I'm assuming that by $n$, you mean the total number of nodes in the binary tree. The height (or depth) of a binary tree is the length of the path from the root node (the node without parents) to the deepest leaf node. To make this height minimum, the tree most be fully saturated (except for the last tier) i.e. if a specific tier has nodes with children, then all nodes on the parent tier must have two children.

So a fully saturated binary tree with $4$ tiers will have $1+1\cdot2+1\cdot2\cdot2+1\cdot2\cdot2\cdot2$ nodes maximum and will have a depth of $3$. Thus if we have the depth of a binary tree, we can very easily find the maximum number of nodes (which occurs when the tree is fully saturated). If you recall from your algebra classes this is just a geometric series and can therefore be represented like this:

$$\text{nodes}=1+2+2^{2}+2^{3}+...+2^{\text{depth}}=\sum_{k=0}^{\text{depth}} 2^{k}=\frac{1-2^{\text{depth}+1}}{1-2}.$$

So let's rearrange: $$\text{nodes}=2^{\text{depth}+1}-1,$$ then solve for the depth: \begin{eqnarray} \text{nodes}+1&=&2^{\text{depth}+1}\\ \log_{2}(\text{nodes}+1)&=&\log_{2}(2^{\text{depth}+1})=\text{depth}+1\\ \log_{2}(\text{nodes}+1)-1&=&\text{depth}. \end{eqnarray} and there's your formula. Now keep in mind this only yields integer values when the every tree is completely filled up (a 'perfect' binary tree) so if you get a non-integer value, remember to round up.

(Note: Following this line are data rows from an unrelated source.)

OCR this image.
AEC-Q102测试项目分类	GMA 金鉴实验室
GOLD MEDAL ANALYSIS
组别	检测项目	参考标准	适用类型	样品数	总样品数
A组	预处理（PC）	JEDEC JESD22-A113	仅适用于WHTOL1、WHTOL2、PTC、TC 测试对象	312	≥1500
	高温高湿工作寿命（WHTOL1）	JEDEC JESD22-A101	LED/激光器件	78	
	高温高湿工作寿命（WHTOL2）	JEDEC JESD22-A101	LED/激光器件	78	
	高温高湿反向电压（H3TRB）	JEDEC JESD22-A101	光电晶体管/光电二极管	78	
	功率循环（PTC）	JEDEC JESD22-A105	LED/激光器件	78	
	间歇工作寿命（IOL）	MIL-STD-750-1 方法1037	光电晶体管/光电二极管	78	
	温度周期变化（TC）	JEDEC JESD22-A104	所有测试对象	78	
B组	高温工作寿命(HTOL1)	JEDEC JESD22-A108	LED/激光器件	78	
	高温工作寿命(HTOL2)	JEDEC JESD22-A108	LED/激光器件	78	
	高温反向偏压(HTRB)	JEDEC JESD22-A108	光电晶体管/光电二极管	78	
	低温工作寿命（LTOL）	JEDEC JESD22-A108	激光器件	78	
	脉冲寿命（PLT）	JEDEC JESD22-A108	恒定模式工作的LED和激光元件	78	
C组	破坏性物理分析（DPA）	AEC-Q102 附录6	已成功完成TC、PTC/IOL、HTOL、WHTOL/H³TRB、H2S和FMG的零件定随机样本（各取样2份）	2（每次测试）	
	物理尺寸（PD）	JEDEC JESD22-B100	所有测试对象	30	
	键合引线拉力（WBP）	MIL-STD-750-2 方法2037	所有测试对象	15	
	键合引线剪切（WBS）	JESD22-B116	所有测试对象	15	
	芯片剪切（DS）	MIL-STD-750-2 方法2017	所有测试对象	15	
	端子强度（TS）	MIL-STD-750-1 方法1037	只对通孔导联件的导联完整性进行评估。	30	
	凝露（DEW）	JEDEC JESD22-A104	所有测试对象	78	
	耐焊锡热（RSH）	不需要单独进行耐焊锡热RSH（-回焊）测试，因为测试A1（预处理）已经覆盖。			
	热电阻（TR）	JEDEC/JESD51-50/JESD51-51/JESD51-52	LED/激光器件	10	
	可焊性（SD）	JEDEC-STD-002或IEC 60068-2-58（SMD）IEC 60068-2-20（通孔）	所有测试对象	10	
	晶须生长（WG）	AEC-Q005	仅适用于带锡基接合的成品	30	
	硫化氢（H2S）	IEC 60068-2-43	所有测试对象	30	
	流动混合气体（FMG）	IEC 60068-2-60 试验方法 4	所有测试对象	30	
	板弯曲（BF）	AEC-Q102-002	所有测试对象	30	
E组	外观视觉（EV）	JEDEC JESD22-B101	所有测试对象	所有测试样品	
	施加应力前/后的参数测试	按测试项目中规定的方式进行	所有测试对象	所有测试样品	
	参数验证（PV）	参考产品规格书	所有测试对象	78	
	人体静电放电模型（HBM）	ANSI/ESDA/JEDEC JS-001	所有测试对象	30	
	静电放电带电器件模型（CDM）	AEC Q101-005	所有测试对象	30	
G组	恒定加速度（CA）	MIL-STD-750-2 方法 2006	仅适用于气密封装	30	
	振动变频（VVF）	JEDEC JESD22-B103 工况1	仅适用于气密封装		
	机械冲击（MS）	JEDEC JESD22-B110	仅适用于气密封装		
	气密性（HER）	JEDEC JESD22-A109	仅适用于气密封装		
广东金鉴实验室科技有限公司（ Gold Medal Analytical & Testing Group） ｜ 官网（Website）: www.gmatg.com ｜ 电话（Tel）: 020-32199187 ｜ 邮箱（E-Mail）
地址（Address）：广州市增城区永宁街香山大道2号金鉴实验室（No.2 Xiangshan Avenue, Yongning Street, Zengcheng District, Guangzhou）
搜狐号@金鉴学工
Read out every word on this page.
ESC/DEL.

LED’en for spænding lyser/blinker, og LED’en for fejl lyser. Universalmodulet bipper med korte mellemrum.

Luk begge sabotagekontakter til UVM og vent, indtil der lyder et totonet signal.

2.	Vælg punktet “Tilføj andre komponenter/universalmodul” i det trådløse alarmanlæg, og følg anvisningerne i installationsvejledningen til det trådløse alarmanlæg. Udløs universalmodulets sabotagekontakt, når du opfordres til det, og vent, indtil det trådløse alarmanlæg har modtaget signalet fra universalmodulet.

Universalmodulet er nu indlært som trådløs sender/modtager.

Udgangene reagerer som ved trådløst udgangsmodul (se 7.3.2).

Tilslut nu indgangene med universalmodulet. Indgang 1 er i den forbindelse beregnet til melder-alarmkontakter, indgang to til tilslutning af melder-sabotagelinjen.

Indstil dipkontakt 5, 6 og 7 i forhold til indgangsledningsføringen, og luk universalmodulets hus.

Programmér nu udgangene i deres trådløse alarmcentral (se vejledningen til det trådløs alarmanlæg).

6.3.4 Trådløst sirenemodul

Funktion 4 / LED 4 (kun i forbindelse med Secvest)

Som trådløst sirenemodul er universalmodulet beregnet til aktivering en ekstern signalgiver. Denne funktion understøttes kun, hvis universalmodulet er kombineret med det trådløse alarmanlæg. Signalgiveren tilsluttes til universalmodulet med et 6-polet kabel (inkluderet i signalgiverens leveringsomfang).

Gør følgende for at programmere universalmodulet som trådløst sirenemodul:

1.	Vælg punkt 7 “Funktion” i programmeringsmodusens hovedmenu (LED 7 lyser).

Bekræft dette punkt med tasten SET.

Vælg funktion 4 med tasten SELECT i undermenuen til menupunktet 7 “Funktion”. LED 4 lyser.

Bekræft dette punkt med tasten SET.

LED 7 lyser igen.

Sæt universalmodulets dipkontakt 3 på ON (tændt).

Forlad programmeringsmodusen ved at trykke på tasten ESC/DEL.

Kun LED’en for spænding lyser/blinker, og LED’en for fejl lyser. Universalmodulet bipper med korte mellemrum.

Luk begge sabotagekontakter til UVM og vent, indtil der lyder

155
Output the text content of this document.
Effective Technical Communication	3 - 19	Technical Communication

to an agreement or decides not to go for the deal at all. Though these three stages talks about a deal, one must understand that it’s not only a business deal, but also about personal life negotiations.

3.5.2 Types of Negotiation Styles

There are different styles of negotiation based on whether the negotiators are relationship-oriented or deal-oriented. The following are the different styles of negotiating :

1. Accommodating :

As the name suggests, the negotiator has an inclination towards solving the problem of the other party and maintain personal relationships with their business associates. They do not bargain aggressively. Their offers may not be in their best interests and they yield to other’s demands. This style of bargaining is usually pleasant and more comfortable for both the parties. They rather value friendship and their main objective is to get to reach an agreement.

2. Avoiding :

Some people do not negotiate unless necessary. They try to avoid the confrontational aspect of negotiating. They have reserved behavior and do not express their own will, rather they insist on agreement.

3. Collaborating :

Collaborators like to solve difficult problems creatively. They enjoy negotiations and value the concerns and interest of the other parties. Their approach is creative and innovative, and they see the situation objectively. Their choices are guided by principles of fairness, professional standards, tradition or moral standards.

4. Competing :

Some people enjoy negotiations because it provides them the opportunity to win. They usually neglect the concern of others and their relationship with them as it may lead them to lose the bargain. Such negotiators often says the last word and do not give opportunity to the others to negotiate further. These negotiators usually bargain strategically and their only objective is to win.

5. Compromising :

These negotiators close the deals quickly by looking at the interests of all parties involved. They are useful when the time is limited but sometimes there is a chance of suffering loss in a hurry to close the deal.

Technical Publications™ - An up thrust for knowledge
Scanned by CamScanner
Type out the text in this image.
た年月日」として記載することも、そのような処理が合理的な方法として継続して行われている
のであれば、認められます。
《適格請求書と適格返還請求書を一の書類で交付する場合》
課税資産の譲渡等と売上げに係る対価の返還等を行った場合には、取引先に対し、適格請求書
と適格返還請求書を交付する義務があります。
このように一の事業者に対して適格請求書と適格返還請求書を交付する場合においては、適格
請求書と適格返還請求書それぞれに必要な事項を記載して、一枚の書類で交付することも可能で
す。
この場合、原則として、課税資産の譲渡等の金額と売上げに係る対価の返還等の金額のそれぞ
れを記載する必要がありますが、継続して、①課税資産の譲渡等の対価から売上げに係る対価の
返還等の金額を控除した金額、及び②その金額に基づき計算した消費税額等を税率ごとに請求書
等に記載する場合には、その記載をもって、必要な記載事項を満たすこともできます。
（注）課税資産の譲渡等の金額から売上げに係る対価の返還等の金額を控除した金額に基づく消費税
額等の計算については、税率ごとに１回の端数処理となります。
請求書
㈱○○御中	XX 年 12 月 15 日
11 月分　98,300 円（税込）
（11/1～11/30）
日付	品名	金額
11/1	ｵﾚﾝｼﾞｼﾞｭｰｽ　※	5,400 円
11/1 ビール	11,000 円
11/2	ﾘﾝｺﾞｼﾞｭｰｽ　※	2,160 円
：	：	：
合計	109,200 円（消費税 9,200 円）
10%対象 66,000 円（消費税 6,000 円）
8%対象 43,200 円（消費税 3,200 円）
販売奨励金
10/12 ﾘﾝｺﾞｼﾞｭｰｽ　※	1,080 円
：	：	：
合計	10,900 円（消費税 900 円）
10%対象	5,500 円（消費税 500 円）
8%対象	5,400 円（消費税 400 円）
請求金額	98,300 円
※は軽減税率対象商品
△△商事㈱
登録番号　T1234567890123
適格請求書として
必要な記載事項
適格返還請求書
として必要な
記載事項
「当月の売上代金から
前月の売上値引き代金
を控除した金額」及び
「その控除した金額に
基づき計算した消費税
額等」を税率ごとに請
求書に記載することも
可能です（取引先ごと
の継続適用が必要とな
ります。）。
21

To keep the height minimum, it is easy to see that we need to fill all the levels except possibly the last. Why? otherwise, we could just move up the last level nodes into empty slots in the upper levels.

Now, imagine that I have some unspecified number of beans and I give you one bean at a time and ask you to construct a binary tree with minimum height possible. I might run of out beans by the time either you filled up the last level completely or at least have one bean in the last level. Let us say, you have your tree height h at this point.

In either case, h doesn't change. So which means you have a complete binary tree of height h with my constraint. But I assumed imaginary beans in the last level (if you couldn't fill the last level). So it is actually, $$2^{0}+2^{1}+2^{2}+2^{3}+\dots+2^{h}=2^{h+1}-1 \leq n\,.$$ So minimum $$h = \lg(n+1)-1\,.$$ But apply ceiling since we are adding imaginary beans and not deleting them.